Certification is not a formality. Without an independent grading report, a diamond’s stated quality — its color, clarity, cut — rests entirely on the seller’s word. An IGI certificate separates the stone’s characteristics from the seller’s commercial interest, giving buyers a documented, verifiable description they can rely on for insurance, resale, and simple peace of mind.

For anyone shopping for [lab grown diamond engagement rings](https://www.ourosjewels.com/collections/engagement-rings) or certified loose lab diamonds, IGI certification provides a consistent benchmark: you know exactly what grade you’re getting, you can verify the report number online, and the laser inscription on the girdle ties the physical stone to its paperwork. That traceability matters whether you’re buying a 0.5 carat accent stone or a 3 carat center diamond.

At Ouros Jewels, every piece in the collection is built around IGI-certified lab grown diamonds — a deliberate choice that reflects the brand’s commitment to transparency. When a buyer can pull up the report number and confirm the stone’s 4Cs independently, the transaction becomes something closer to a factual exchange than a leap of faith. That’s what certification, done well, is supposed to accomplish.
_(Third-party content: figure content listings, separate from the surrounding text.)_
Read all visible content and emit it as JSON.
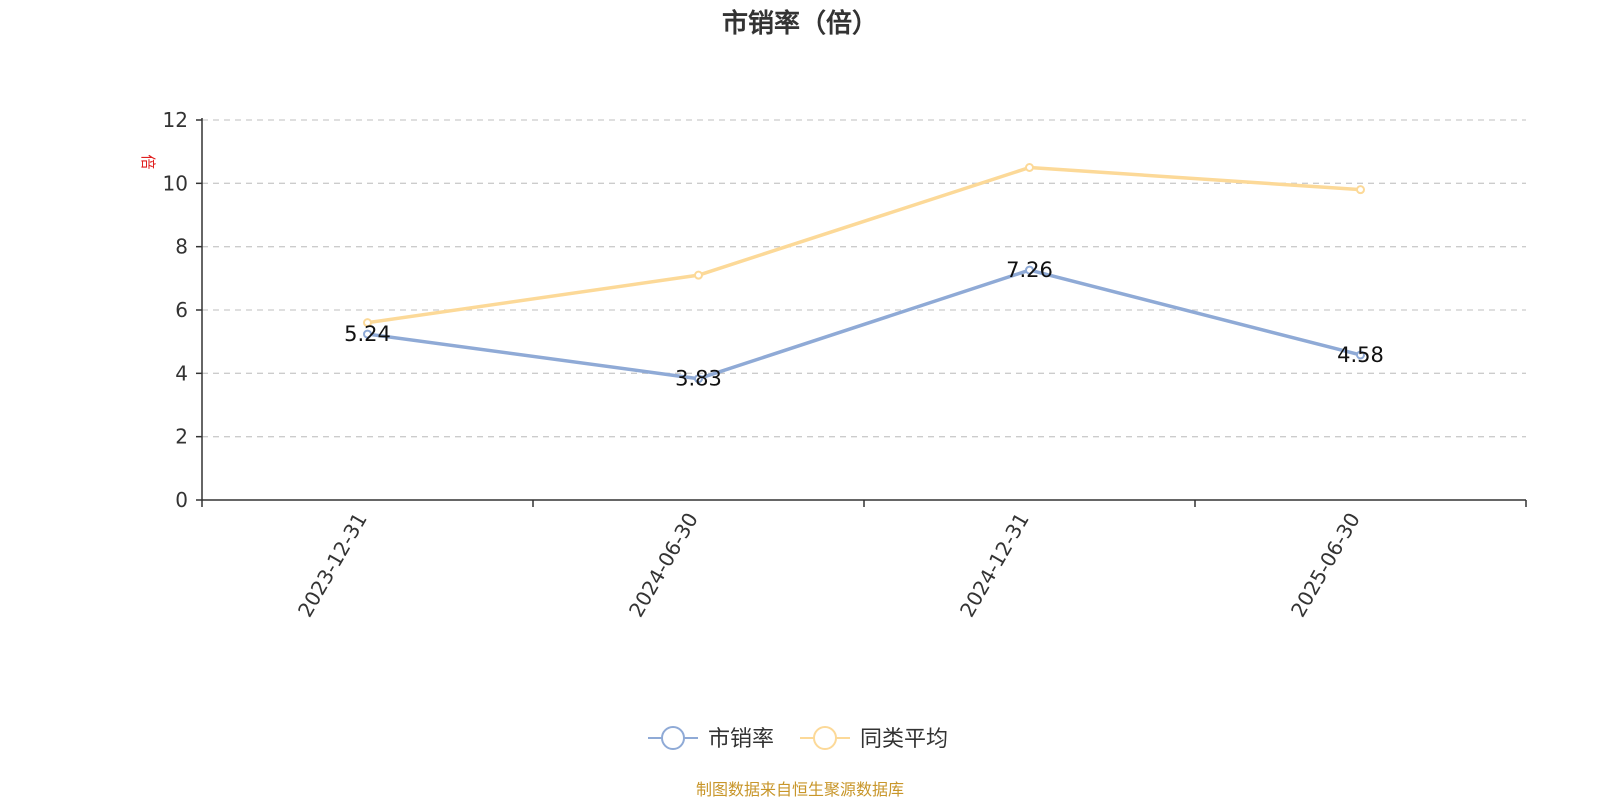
{
  "chart_data": {
    "type": "line",
    "title": "市销率（倍）",
    "y_unit": "倍",
    "categories": [
      "2023-12-31",
      "2024-06-30",
      "2024-12-31",
      "2025-06-30"
    ],
    "ylim": [
      0,
      12
    ],
    "yticks": [
      0,
      2,
      4,
      6,
      8,
      10,
      12
    ],
    "grid": true,
    "legend_position": "bottom-center",
    "series": [
      {
        "name": "市销率",
        "color": "#8faad6",
        "values": [
          5.24,
          3.83,
          7.26,
          4.58
        ],
        "labels": [
          "5.24",
          "3.83",
          "7.26",
          "4.58"
        ]
      },
      {
        "name": "同类平均",
        "color": "#fcd998",
        "values": [
          5.6,
          7.1,
          10.5,
          9.8
        ],
        "labels": []
      }
    ]
  },
  "source_text": "制图数据来自恒生聚源数据库",
  "colors": {
    "unit": "#e02020",
    "source": "#c8962a",
    "axis": "#333333",
    "grid": "#cccccc"
  }
}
Fifty-one years after three gemologists set up a grading desk in Antwerp, IGI’s position as the dominant certifier of lab grown diamonds is the result of an early bet on a category that the rest of the industry was still watching from a distance. In 2026, with lab grown diamonds now representing a substantial share of the US engagement ring market, that early move looks less like a gamble and more like foresight.